As others are pointing out, cursors SUCK. You don't need them for 99.9999% of the time.
You really have two options if you want to do this at the database level with SQL Server:
Use SSIS to perform your operation; very fast, but may not be available to you in your particular flavor of SQL Server.
Because you're dealing with remote servers, and you're worried about connectivity, you may have to use a looping mechanism, so use WHILE instead and commit batches at a time. Although WHILE has many of the same issues as a cursor (looping still sucks in SQL), you avoid creating the outer transaction.
Stu
Are yo running this only from within sql server, or from an app? if so, get the list to be processed, then loop in the app to only process for the subsets as required.
Then the transaction should be handled by your app, and should only lock the items being updated/pages the items are in.

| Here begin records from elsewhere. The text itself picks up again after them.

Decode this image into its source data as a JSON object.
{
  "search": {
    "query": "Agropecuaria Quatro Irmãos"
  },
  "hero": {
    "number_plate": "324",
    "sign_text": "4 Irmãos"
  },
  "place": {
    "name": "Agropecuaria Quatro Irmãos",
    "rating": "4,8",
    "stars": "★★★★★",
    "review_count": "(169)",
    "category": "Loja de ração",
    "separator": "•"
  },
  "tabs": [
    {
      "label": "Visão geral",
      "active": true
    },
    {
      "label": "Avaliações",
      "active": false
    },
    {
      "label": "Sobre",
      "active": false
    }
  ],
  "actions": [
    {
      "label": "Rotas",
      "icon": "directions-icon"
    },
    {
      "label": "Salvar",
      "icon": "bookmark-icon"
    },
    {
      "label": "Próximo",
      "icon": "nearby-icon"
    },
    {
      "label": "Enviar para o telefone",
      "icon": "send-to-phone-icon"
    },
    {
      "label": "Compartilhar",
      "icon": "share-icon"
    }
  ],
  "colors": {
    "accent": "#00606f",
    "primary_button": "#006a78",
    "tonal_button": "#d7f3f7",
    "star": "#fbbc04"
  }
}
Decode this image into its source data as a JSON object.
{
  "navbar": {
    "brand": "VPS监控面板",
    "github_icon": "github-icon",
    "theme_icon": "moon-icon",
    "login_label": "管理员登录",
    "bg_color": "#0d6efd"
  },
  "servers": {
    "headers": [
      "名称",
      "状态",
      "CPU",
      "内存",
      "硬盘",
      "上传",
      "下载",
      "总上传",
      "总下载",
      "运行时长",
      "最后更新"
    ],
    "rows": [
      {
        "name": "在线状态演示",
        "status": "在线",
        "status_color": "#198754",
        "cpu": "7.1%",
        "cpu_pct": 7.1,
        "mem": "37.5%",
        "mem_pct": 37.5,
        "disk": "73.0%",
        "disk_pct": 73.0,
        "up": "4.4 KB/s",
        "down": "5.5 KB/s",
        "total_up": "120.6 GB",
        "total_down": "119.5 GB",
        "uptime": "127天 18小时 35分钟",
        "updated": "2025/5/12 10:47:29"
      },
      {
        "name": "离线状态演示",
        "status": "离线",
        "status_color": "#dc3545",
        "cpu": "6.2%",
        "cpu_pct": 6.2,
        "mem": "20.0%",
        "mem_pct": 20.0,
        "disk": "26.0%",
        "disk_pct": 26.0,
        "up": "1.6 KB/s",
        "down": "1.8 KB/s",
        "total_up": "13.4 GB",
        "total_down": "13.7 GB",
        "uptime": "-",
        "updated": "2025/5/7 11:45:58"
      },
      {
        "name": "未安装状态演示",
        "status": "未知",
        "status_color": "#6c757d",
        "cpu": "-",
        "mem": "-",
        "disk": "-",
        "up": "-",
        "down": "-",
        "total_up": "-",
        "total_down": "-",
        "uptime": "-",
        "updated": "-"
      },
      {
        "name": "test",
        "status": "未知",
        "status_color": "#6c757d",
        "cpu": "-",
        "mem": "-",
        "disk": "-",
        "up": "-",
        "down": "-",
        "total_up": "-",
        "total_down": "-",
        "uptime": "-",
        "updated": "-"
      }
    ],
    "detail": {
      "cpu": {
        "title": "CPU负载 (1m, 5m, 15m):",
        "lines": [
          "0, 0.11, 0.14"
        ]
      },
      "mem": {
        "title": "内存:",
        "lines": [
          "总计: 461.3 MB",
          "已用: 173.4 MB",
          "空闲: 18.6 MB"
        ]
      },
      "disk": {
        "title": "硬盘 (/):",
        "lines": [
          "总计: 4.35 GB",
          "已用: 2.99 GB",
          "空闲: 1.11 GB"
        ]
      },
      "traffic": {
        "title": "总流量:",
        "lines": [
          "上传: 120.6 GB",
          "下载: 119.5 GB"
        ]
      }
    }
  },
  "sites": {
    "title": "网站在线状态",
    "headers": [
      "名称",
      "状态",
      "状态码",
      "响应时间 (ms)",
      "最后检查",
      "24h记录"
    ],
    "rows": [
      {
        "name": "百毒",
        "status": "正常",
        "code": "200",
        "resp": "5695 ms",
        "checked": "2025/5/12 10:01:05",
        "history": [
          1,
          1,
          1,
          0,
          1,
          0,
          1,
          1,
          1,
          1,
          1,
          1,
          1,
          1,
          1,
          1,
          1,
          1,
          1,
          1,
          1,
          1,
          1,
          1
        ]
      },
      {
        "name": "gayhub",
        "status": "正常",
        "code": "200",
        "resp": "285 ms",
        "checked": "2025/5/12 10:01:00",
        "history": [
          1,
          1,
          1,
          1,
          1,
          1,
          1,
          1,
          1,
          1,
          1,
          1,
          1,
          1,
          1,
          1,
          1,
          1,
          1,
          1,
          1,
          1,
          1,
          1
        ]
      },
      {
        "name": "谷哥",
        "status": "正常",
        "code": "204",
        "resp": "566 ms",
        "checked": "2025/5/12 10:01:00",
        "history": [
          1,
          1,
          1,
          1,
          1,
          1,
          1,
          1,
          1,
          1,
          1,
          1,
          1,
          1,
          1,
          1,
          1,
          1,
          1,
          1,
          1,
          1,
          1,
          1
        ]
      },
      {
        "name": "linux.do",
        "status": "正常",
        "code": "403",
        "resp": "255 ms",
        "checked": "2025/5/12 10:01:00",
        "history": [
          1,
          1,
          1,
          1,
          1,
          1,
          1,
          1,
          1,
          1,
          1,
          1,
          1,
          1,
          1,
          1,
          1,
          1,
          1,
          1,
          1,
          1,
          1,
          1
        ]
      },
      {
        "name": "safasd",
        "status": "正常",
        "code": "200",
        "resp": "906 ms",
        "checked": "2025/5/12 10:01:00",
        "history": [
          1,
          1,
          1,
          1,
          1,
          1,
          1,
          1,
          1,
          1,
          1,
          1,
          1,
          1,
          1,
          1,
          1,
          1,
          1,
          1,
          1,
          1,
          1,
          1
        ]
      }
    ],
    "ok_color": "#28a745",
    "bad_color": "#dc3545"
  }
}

NEVER process one item at a time in a loop when you are doing transactional work. You can loop through records processing groups of them but never ever do one record at a time. Do set-based inserts instead and your performance will change from hours to minutes or even seconds. If you are using a cursor to insert update or delete and it isn't handling at least 1000 rowa in each statement (not one at atime) you are doing the wrong thing. Cursors are an extremely poor practice for such thing.
Just an idea ..
Only process a few items when the procedure is called (e.g. only get the TOP 10 items to process)
Process those
Hopefully, this will be the end of the transaction.
Then write a wrapper that calls the procedure as long as there is more work to do (either use a simple count(..) to see if there are items or have the procedure return true indicating that there is more work to do.
Don't know if this works, but maybe the idea is helpful.